In July, the Rwanda Makerspace Consortium hosted the competition “Our Future Green Village.” The competition provided inspiration for newly established maker clubs and an opportunity for students to showcase their maker skills and creativity. 

All twenty schools in the Makerspace Consortium participated in the competition. Each maker club began by identifying environmental issues in their communities and brainstormed solutions. For example, one club decided to address the issue of land shortage in their village, which had a lot of houses. They decided to build skyscrapers and buildings with multiple levels. Another team addressed water issues by building a smart irrigation system around their school’s garden. Another team recognized that soap was very expensive and found ways to make their own soap from inexpensive materials. 

On July 1, students packed their models on buses and headed to the Maranyundo Girls School. Some traveled from schools that were five hours away. The busloads of students began arriving in the morning. Students immediately began setting up their exhibits in the main hall. Each group proudly displayed their projects, with some even spilling onto the floor due to their sheer size and complexity. The room was energized as the students were excited and proud to present their work. 

The students have created wonders.

Maranyundo Girls School Headmistress Sr. Laetitia Musanabaganwa

As the teams set up their exhibits, guests and judges arrived. Over 300 people gathered including students, teachers, heads of schools, and special guests.. A panel of six judges who each specialize in engineering education went from table to table and each group gave an enthusiastic presentation about their project. Judges assessed each project based on specific criteria:

  • Inquiry/Thinking: Did the project address a community issue related to the theme?
  • Design: How resourceful and innovative was the project? Did it exhibit teamwork and critical thinking?
  • Community Impact: Would the project benefit the community in a practical way?
  • Aesthetics and Cleanliness: How visually appealing was the project?
  • Concept Presentation: How effectively did the team communicate to the audience?

As the judges deliberated, the celebration continued as students from Maranyundo Girls School entertained the audience with a traditional dance and chorus. Interviews with teachers and students followed the dance. They shared their experiences with making as a form of teaching and learning. 

Finally, the judges announced the winners, awarding tablets to the top three secondary schools and the top three primary schools. The overall winner designed a modern village where all the houses and the hospital run on solar electricity. Motion and ultrasonic sensors control the power in houses, and the garden has a smart irrigation system.
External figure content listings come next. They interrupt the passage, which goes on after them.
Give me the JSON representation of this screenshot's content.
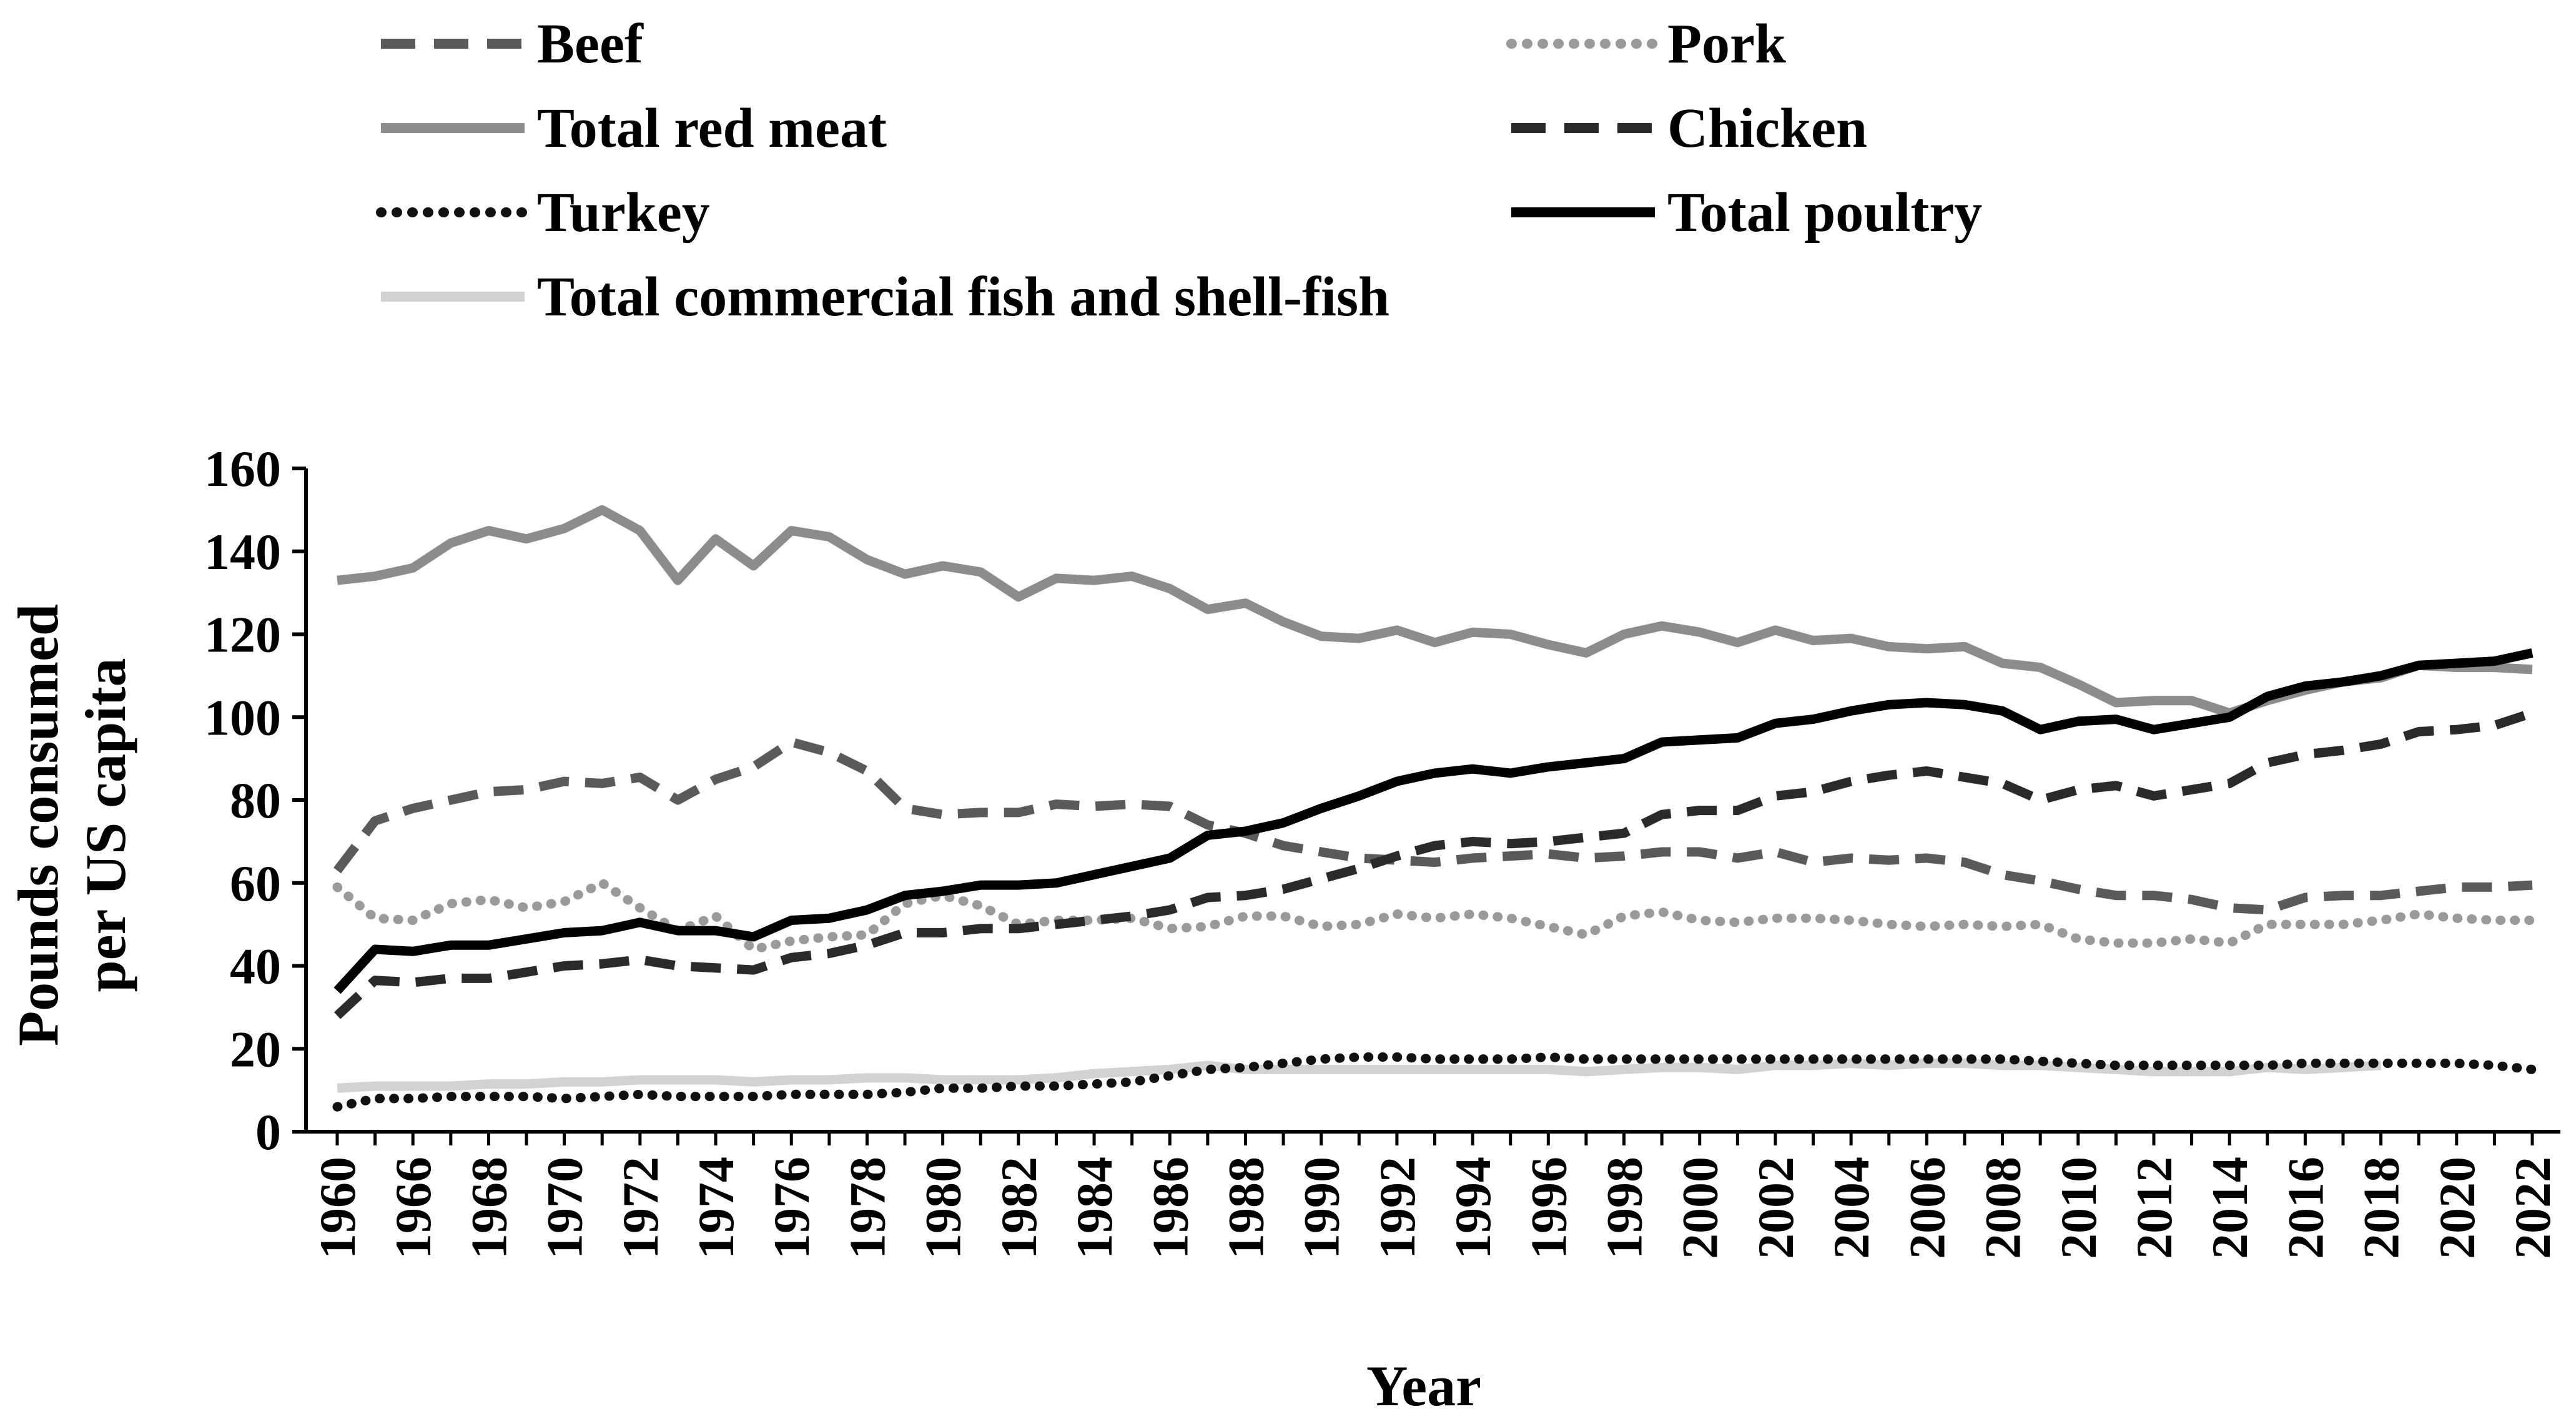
{
  "chart_data": {
    "type": "line",
    "title": "",
    "xlabel": "Year",
    "ylabel": "Pounds consumed per US capita",
    "ylabel_lines": [
      "Pounds consumed",
      "per US capita"
    ],
    "ylim": [
      0,
      160
    ],
    "yticks": [
      0,
      20,
      40,
      60,
      80,
      100,
      120,
      140,
      160
    ],
    "x": [
      1960,
      1965,
      1966,
      1967,
      1968,
      1969,
      1970,
      1971,
      1972,
      1973,
      1974,
      1975,
      1976,
      1977,
      1978,
      1979,
      1980,
      1981,
      1982,
      1983,
      1984,
      1985,
      1986,
      1987,
      1988,
      1989,
      1990,
      1991,
      1992,
      1993,
      1994,
      1995,
      1996,
      1997,
      1998,
      1999,
      2000,
      2001,
      2002,
      2003,
      2004,
      2005,
      2006,
      2007,
      2008,
      2009,
      2010,
      2011,
      2012,
      2013,
      2014,
      2015,
      2016,
      2017,
      2018,
      2019,
      2020,
      2021,
      2022
    ],
    "xtick_labels": [
      "1960",
      "1966",
      "1968",
      "1970",
      "1972",
      "1974",
      "1976",
      "1978",
      "1980",
      "1982",
      "1984",
      "1986",
      "1988",
      "1990",
      "1992",
      "1994",
      "1996",
      "1998",
      "2000",
      "2002",
      "2004",
      "2006",
      "2008",
      "2010",
      "2012",
      "2014",
      "2016",
      "2018",
      "2020",
      "2022"
    ],
    "legend_position": "top",
    "series": [
      {
        "name": "Beef",
        "color": "#5a5a5a",
        "dash": "dash",
        "values": [
          63,
          75,
          78,
          80,
          82,
          82.5,
          84.5,
          84,
          85.5,
          80,
          85,
          88,
          94,
          91.5,
          87,
          78,
          76.5,
          77,
          77,
          79,
          78.5,
          79,
          78.5,
          74,
          72,
          69,
          67.5,
          66,
          65.5,
          65,
          66,
          66.5,
          67,
          66,
          66.5,
          67.5,
          67.5,
          66,
          67.5,
          65,
          66,
          65.5,
          66,
          65,
          62,
          60.5,
          58.5,
          57,
          57,
          56,
          54,
          53.5,
          56.5,
          57,
          57,
          58,
          59,
          59,
          59.5
        ]
      },
      {
        "name": "Pork",
        "color": "#9a9a9a",
        "dash": "dot",
        "values": [
          59,
          51.5,
          51,
          55,
          56,
          54,
          55.5,
          60,
          54,
          48.5,
          52,
          44,
          46,
          47,
          47.5,
          55,
          57,
          54.5,
          50,
          51,
          51,
          51.5,
          49,
          49.5,
          52,
          52,
          49.5,
          50,
          52.5,
          51.5,
          52.5,
          51.5,
          49.5,
          47.5,
          52,
          53,
          51,
          50.5,
          51.5,
          51.5,
          51,
          50,
          49.5,
          50,
          49.5,
          50,
          46.5,
          45.5,
          45.5,
          46.5,
          45.5,
          50,
          50,
          50,
          51,
          52.5,
          51.5,
          51,
          51
        ]
      },
      {
        "name": "Total red meat",
        "color": "#8c8c8c",
        "dash": "solid",
        "values": [
          133,
          134,
          136,
          142,
          145,
          143,
          145.5,
          150,
          145,
          133,
          143,
          136.5,
          145,
          143.5,
          138,
          134.5,
          136.5,
          135,
          129,
          133.5,
          133,
          134,
          131,
          126,
          127.5,
          123,
          119.5,
          119,
          121,
          118,
          120.5,
          120,
          117.5,
          115.5,
          120,
          122,
          120.5,
          118,
          121,
          118.5,
          119,
          117,
          116.5,
          117,
          113,
          112,
          108,
          103.5,
          104,
          104,
          101,
          104,
          106.5,
          108.5,
          109.5,
          112.5,
          112,
          112,
          111.5
        ]
      },
      {
        "name": "Chicken",
        "color": "#2a2a2a",
        "dash": "dash",
        "values": [
          28,
          36.5,
          36,
          37,
          37,
          38.5,
          40,
          40.5,
          41.5,
          40,
          39.5,
          39,
          42,
          43,
          45,
          48,
          48,
          49,
          49,
          50,
          51,
          52,
          53.5,
          56.5,
          57,
          58.5,
          61,
          63.5,
          66.5,
          69,
          70,
          69.5,
          70,
          71,
          72,
          76.5,
          77.5,
          77.5,
          81,
          82,
          84.5,
          86,
          87,
          85.5,
          84,
          80,
          82.5,
          83.5,
          81,
          82.5,
          84,
          89,
          91,
          92,
          93.5,
          96.5,
          97,
          98,
          101
        ]
      },
      {
        "name": "Turkey",
        "color": "#111111",
        "dash": "dot",
        "values": [
          6,
          8,
          8,
          8.5,
          8.5,
          8.5,
          8,
          8.5,
          9,
          8.5,
          8.5,
          8.5,
          9,
          9,
          9,
          9.5,
          10.5,
          10.5,
          11,
          11,
          11.5,
          12,
          13.5,
          15,
          15.5,
          16.5,
          17.5,
          18,
          18,
          17.5,
          17.5,
          17.5,
          18,
          17.5,
          17.5,
          17.5,
          17.5,
          17.5,
          17.5,
          17.5,
          17.5,
          17.5,
          17.5,
          17.5,
          17.5,
          17,
          16.5,
          16,
          16,
          16,
          16,
          16,
          16.5,
          16.5,
          16.5,
          16.5,
          16.5,
          16,
          15
        ]
      },
      {
        "name": "Total poultry",
        "color": "#000000",
        "dash": "solid",
        "values": [
          34,
          44,
          43.5,
          45,
          45,
          46.5,
          48,
          48.5,
          50.5,
          48.5,
          48.5,
          47,
          51,
          51.5,
          53.5,
          57,
          58,
          59.5,
          59.5,
          60,
          62,
          64,
          66,
          71.5,
          72.5,
          74.5,
          78,
          81,
          84.5,
          86.5,
          87.5,
          86.5,
          88,
          89,
          90,
          94,
          94.5,
          95,
          98.5,
          99.5,
          101.5,
          103,
          103.5,
          103,
          101.5,
          97,
          99,
          99.5,
          97,
          98.5,
          100,
          105,
          107.5,
          108.5,
          110,
          112.5,
          113,
          113.5,
          115.5
        ]
      },
      {
        "name": "Total commercial fish and shell-fish",
        "color": "#d2d2d2",
        "dash": "solid",
        "values": [
          10.5,
          11,
          11,
          11,
          11.5,
          11.5,
          12,
          12,
          12.5,
          12.5,
          12.5,
          12,
          12.5,
          12.5,
          13,
          13,
          12.5,
          12.5,
          12.5,
          13,
          14,
          14.5,
          15,
          16,
          15,
          15,
          15,
          15,
          15,
          15,
          15,
          15,
          15,
          14.5,
          15,
          15.5,
          15.5,
          15,
          16,
          16,
          16.5,
          16,
          16.5,
          16.5,
          16,
          16,
          15.5,
          15,
          14.5,
          14.5,
          14.5,
          15.5,
          15,
          15.5,
          16,
          null,
          null,
          null,
          null
        ]
      }
    ]
  }
}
The winners took home a 3-D printer as the grand prize! Schools whose projects didn’t clinch a top spots still received materials for their maker space clubs, ensuring that students have the supplies they need to continue making.

The Rwanda Makerspace Consortium’s competition, “Our Future Green Village,” not only showcased the incredible innovation and creativity of students from twenty participating schools but also ignited a spirit of problem-solving and collaboration. This event celebrated the accomplishments of the winning projects but also highlighted the potential of makerspaces to inspire and empower students to find solutions to real-world challenges within their communities.